Sundekilde et al. [102] found that acetate and novel metabolites, such as hippurate, isoleucine, butyrate, fumarate and β-hydroxybutyrate, are associated with milk quality by an NMR metabolomics approach. They further found that other metabolites are associated with SCC in milk samples from two Danish dairy breeds. High abundance of lactate, butyrate, isoleucine, acetate, and β-hydroxybutyrate and low abundance of hippurate and fumarate in milk are coupled with high levels of somatic cells, thereby providing some potential biomarkers (i.e., acetate) for milk quality under high SCC conditions [102]. Moreover, metabolomics sheds new light on highlighting interspecies differences from analyzing the metabolites. To find the metabolites uniquely shared by the milk of a horse, Jersey cow, camel, yak, goat, caprine, buffalo and dairy cow, studies were carried out using NMR, LC-MS, or GC-MS methods [108,109]. These studies have indicated the following: (1) glycine and valine are only present in the milk of goats, malic acid and talose are only present in the milk of cows, and hydroxyglutaric acid is only present in pasteurized milk [108]; (2) both fructose and glucose exist in ultra-high temperature-treated milk or cow milk [108]; and (3) succinic acid and choline can be indicators to differentiate cow milk from the milk from a horse, Jersey cow, camel, yak, goat, caprine, or buffalo [109]. These results validated that metabolomics is a feasible approach for milk typology analysis to reduce food fraud [108,110]. Therefore, these metabolites, generated in response to various conditions in milk, are good biomarkers in the evaluation of milk quality and safety (summarized in Table 5).

Although metabolomics is in its first stages in lactation research, combined with multivariate data analysis tools, it will help progress the study of lactation in the future due to its high-throughput abilities and high accuracy. The discovery of the unique metabolites of lactation as well as the biomarkers (the special metabolites) by these technologies would provide a better perspective for lactation research.

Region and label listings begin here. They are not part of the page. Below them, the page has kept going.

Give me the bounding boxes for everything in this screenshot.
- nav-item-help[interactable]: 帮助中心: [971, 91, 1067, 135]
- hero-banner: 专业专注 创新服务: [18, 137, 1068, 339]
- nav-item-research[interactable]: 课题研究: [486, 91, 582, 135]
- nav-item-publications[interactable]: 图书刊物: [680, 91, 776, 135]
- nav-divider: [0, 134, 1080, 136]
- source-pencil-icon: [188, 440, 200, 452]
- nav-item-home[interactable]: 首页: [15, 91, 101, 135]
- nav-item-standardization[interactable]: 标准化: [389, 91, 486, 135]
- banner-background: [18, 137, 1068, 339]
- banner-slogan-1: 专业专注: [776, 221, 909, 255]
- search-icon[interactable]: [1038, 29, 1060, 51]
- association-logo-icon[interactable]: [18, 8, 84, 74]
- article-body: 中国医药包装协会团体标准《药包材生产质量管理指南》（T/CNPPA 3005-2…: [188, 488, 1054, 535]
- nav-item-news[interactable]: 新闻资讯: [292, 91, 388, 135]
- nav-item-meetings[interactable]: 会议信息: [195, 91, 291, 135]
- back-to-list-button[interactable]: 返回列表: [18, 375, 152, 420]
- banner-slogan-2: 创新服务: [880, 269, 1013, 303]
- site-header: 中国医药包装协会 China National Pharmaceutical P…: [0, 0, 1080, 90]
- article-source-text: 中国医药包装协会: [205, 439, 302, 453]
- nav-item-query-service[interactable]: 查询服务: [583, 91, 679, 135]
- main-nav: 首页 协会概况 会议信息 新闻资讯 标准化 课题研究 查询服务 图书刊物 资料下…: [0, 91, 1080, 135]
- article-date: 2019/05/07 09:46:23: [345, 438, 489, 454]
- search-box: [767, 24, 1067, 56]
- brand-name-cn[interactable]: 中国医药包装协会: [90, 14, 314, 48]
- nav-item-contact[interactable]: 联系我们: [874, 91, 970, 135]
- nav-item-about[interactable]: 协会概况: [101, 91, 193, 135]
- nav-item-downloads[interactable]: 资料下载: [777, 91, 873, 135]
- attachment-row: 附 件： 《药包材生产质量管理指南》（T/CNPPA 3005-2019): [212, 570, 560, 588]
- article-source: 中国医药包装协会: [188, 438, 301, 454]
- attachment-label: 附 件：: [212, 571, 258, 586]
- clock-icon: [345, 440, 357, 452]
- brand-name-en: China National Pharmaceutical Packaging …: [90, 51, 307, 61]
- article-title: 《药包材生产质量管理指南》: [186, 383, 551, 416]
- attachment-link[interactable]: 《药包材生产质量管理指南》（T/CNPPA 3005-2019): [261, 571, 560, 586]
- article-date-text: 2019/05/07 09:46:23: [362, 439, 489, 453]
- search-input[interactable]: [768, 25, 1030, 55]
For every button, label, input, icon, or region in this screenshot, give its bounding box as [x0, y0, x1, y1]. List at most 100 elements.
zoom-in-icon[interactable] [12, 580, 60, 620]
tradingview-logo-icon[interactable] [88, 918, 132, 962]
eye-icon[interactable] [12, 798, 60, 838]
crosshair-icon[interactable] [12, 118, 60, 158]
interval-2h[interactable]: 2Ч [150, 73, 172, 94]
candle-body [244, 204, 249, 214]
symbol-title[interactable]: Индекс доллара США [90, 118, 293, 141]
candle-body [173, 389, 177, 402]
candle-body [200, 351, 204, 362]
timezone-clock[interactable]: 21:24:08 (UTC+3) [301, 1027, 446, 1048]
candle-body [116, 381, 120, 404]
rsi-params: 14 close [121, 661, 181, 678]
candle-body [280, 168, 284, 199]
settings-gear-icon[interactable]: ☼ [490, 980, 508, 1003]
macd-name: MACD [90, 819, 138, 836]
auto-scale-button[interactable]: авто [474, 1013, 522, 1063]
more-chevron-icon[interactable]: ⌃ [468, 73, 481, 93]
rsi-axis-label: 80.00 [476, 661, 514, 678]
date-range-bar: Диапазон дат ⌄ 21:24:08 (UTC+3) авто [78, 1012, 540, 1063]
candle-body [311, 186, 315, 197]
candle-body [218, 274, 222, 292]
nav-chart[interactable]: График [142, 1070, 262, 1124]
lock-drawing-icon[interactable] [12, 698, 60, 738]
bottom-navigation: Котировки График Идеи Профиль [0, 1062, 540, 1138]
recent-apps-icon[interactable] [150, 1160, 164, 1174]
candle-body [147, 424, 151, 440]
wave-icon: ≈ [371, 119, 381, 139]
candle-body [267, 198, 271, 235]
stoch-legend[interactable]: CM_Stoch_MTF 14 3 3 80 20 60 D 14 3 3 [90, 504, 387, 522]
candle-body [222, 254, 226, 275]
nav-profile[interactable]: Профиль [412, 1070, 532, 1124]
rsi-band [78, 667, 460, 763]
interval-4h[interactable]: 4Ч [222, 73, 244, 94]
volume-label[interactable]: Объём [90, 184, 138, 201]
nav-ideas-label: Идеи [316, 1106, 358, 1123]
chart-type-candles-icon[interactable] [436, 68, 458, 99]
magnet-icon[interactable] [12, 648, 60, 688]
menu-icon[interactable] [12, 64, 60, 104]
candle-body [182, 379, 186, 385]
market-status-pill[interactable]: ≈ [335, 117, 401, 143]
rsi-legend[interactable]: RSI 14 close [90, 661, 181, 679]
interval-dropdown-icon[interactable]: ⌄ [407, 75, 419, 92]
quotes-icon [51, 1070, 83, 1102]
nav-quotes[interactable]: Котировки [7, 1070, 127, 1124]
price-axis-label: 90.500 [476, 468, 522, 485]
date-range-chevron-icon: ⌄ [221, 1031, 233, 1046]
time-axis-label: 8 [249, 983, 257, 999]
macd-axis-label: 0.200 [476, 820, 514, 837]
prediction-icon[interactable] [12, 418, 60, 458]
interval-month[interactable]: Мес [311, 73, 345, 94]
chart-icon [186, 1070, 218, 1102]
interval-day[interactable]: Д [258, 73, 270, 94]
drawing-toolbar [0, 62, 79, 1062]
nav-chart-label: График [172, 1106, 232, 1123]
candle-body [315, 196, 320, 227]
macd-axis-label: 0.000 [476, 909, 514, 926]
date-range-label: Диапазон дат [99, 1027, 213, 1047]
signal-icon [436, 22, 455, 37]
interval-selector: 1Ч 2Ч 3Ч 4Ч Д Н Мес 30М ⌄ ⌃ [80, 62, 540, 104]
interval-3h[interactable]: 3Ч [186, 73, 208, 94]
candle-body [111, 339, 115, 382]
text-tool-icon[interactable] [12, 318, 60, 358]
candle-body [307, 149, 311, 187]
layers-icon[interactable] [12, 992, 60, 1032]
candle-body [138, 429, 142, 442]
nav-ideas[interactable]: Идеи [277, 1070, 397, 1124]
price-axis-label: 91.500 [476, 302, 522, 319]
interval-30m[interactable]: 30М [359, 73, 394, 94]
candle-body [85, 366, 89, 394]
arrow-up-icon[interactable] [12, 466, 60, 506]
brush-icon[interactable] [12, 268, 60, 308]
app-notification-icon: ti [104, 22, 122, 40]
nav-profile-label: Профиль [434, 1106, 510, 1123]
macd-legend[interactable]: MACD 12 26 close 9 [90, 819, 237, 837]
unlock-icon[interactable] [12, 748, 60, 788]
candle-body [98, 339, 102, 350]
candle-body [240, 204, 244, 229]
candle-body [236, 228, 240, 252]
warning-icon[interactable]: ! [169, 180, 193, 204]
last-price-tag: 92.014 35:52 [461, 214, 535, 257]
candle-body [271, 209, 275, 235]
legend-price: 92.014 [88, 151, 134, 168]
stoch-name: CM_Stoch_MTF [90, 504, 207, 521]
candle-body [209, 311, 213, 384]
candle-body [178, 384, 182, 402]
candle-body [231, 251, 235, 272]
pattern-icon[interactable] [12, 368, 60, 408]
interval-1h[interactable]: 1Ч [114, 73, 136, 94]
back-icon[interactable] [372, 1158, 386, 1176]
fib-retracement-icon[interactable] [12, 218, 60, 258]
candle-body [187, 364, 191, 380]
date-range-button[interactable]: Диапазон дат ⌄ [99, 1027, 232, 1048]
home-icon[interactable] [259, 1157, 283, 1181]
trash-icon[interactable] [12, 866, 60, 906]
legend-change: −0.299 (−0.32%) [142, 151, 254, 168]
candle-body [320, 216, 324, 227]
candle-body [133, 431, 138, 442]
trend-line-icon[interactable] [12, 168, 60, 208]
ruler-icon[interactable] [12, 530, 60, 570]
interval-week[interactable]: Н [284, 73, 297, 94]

6. Conclusions and Future Directions

This review summarized the status of genomics, transcriptomics, proteomics, and metabolomics in lactation research mainly in dairy cows. When applying omics to lactation research, we must keep in mind that their advantages and limitations still depend on the cost, reproducibility and throughput. Thus, it is important to take your study aim and plans into consideration when you choose among these methods. Furthermore, these novel technologies combined with bioinformatics constitute a powerful tool to study the systems biology, which can generate large datasets for lactation sciences. Integrating omics studies will also greatly facilitate the discovery of key genes, proteins, and metabolites that function to regulate the metabolic pathways and the mechanisms of nutritional management on milk composition as well as facilitate the identification of biomarkers for mastitis. For instance, integrating omics could help us to simultaneously obtain enormous data (such as key genes, proteins, and metabolites) from mammary gland, blood or milk in dairy cows with high production and low production, various diets, etc. Thereafter, the function of identified key gene (coding the protein) can be further investigated in bovine mammary cells to reveal the mechanism of lactation and the novel biomarkers affected by some factors (such as physiology, nutrition, management, etc.) in dairy cows. Thus, while some technical or economic challenges remain, integrating omics still holds great promise in helping to enhance lactation performance.